= Linear arboricity =

Partition of the graph of a rhombic dodecahedron into two linear forests, showing that its linear arboricity is two

In graph theory, a branch of mathematics, the linear arboricity of an undirected graph is the smallest number of linear forests its edges can be partitioned into. Here, a linear forest is an acyclic graph with maximum degree two; that is, it is a disjoint union of path graphs. Linear arboricity is a variant of arboricity, the minimum number of forests into which the edges can be partitioned.

The linear arboricity of any graph of maximum degree $\Delta$ is known to be at least $\lceil\Delta/2\rceil$ and is conjectured to be at most $\lceil(\Delta+1)/2\rceil$. This conjecture would determine the linear arboricity exactly for graphs of odd degree, as in that case both expressions are equal. For graphs of even degree it would imply that the linear arboricity must be one of only two possible values, but determining the exact value among these two choices is NP-complete.

==Relation to degree==

Unsolved problem in mathematics: Does every graph of maximum degree $\Delta$ have linear arboricity at most $\lceil(\Delta+1)/2\rceil$?

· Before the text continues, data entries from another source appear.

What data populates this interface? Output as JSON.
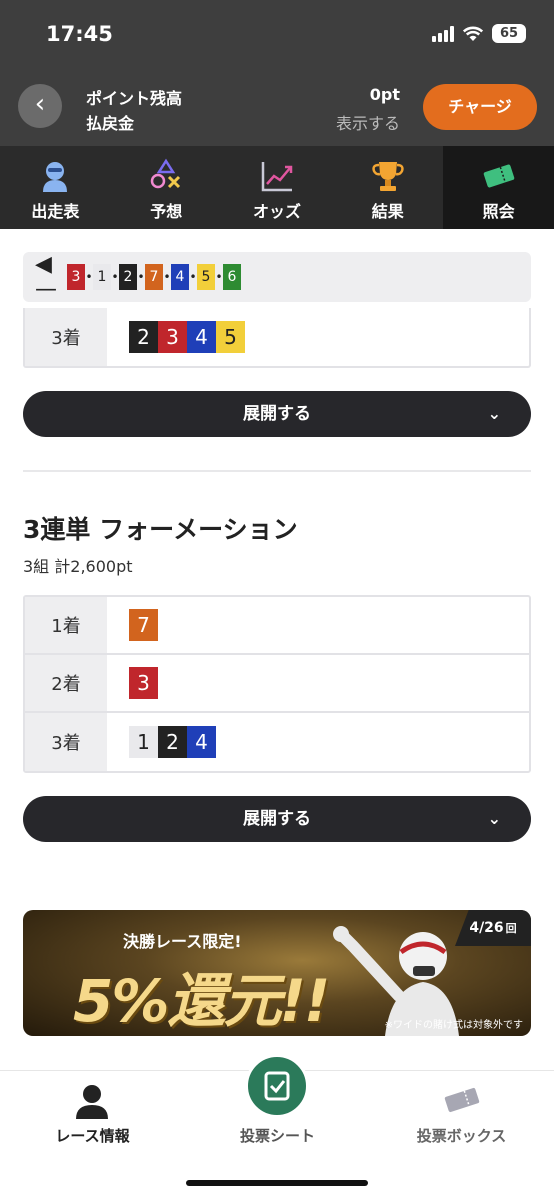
{
  "status": {
    "time": "17:45",
    "battery": "65"
  },
  "header": {
    "point_label": "ポイント残高",
    "payout_label": "払戻金",
    "point_value": "0pt",
    "payout_value": "表示する",
    "charge_label": "チャージ"
  },
  "tabs": [
    {
      "label": "出走表",
      "icon": "helmet-icon"
    },
    {
      "label": "予想",
      "icon": "shapes-icon"
    },
    {
      "label": "オッズ",
      "icon": "chart-icon"
    },
    {
      "label": "結果",
      "icon": "trophy-icon"
    },
    {
      "label": "照会",
      "icon": "ticket-icon",
      "active": true
    }
  ],
  "colors": {
    "accent": "#e36d1e",
    "dark": "#3e3e3e",
    "green": "#2b7a5a"
  },
  "order_bar": [
    {
      "num": "3",
      "color": "#c0262c",
      "text": "#ffffff"
    },
    {
      "num": "1",
      "color": "#e9e9ec",
      "text": "#222222"
    },
    {
      "num": "2",
      "color": "#222222",
      "text": "#ffffff"
    },
    {
      "num": "7",
      "color": "#d2641e",
      "text": "#ffffff"
    },
    {
      "num": "4",
      "color": "#1f3fb8",
      "text": "#ffffff"
    },
    {
      "num": "5",
      "color": "#f2cf3a",
      "text": "#222222"
    },
    {
      "num": "6",
      "color": "#2e8b32",
      "text": "#ffffff"
    }
  ],
  "first_table": {
    "rows": [
      {
        "label": "3着",
        "nums": [
          {
            "num": "2",
            "color": "#222222",
            "text": "#ffffff"
          },
          {
            "num": "3",
            "color": "#c0262c",
            "text": "#ffffff"
          },
          {
            "num": "4",
            "color": "#1f3fb8",
            "text": "#ffffff"
          },
          {
            "num": "5",
            "color": "#f2cf3a",
            "text": "#222222"
          }
        ]
      }
    ]
  },
  "expand_label": "展開する",
  "section": {
    "title": "3連単 フォーメーション",
    "subtitle": "3組 計2,600pt"
  },
  "second_table": {
    "rows": [
      {
        "label": "1着",
        "nums": [
          {
            "num": "7",
            "color": "#d2641e",
            "text": "#ffffff"
          }
        ]
      },
      {
        "label": "2着",
        "nums": [
          {
            "num": "3",
            "color": "#c0262c",
            "text": "#ffffff"
          }
        ]
      },
      {
        "label": "3着",
        "nums": [
          {
            "num": "1",
            "color": "#e9e9ec",
            "text": "#222222"
          },
          {
            "num": "2",
            "color": "#222222",
            "text": "#ffffff"
          },
          {
            "num": "4",
            "color": "#1f3fb8",
            "text": "#ffffff"
          }
        ]
      }
    ]
  },
  "banner": {
    "headline": "決勝レース限定!",
    "main": "5%還元!!",
    "date": "4/26",
    "date_suffix": "回",
    "note": "※ワイドの賭け式は対象外です"
  },
  "bottom_nav": [
    {
      "label": "レース情報",
      "icon": "person-icon"
    },
    {
      "label": "投票シート",
      "icon": "check-sheet-icon"
    },
    {
      "label": "投票ボックス",
      "icon": "tickets-icon"
    }
  ]
}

The linear arboricity of a graph $G$ with maximum degree $\Delta$ is always at least $\lceil\Delta/2\rceil$, because each linear forest can use only two of the edges at a maximum-degree vertex. The linear arboricity conjecture of Akiyama, Exoo & Harary (1981) is that this lower bound is also tight: according to their conjecture, every graph has linear arboricity at most $\lceil(\Delta+1)/2\rceil$. However, this remains unproven, with the best proven upper bound on the linear arboricity being somewhat larger,
$\Delta/2 + O(\Delta^{2/3 - c})$ for some constant $c > 0$ due to Ferber, Fox and Jain.

In order for the linear arboricity of a graph to equal $\Delta/2$, $\Delta$ must be even and each linear forest must have two edges incident to each vertex of degree $\Delta$. But at a vertex that is at the end of a path, the forest containing that path has only one incident edge, so the degree at that vertex cannot equal $\Delta$. Thus, a graph whose linear arboricity equals $\Delta/2$ must have some vertices whose degree is less than maximum. In a regular graph, there are no such vertices, and the linear arboricity cannot equal $\Delta/2$. Therefore, for regular graphs, the linear arboricity conjecture implies that the linear arboricity is exactly $\lceil(\Delta+1)/2\rceil$.

==Related problems==
Linear arboricity is a variation of arboricity, the minimum number of forests that the edges of a graph can be partitioned into. Researchers have also studied linear k-arboricity, a variant of linear arboricity in which each path in the linear forest can have at most k edges.

Another related problem is Hamiltonian decomposition, the problem of decomposing a regular graph of even degree $\Delta$ into exactly $\Delta/2$ Hamiltonian cycles. A given graph has a Hamiltonian decomposition if and only if the subgraph formed by removing an arbitrary vertex from the graph has linear arboricity $\Delta/2$.

==Computational complexity==
Unlike arboricity, which can be determined in polynomial time, linear arboricity is NP-hard. Even recognizing the graphs of linear arboricity two is NP-complete. However, for cubic graphs and other graphs of maximum degree three, the linear arboricity is always two, and a decomposition into two linear forests can be found in linear time using an algorithm based on depth-first search.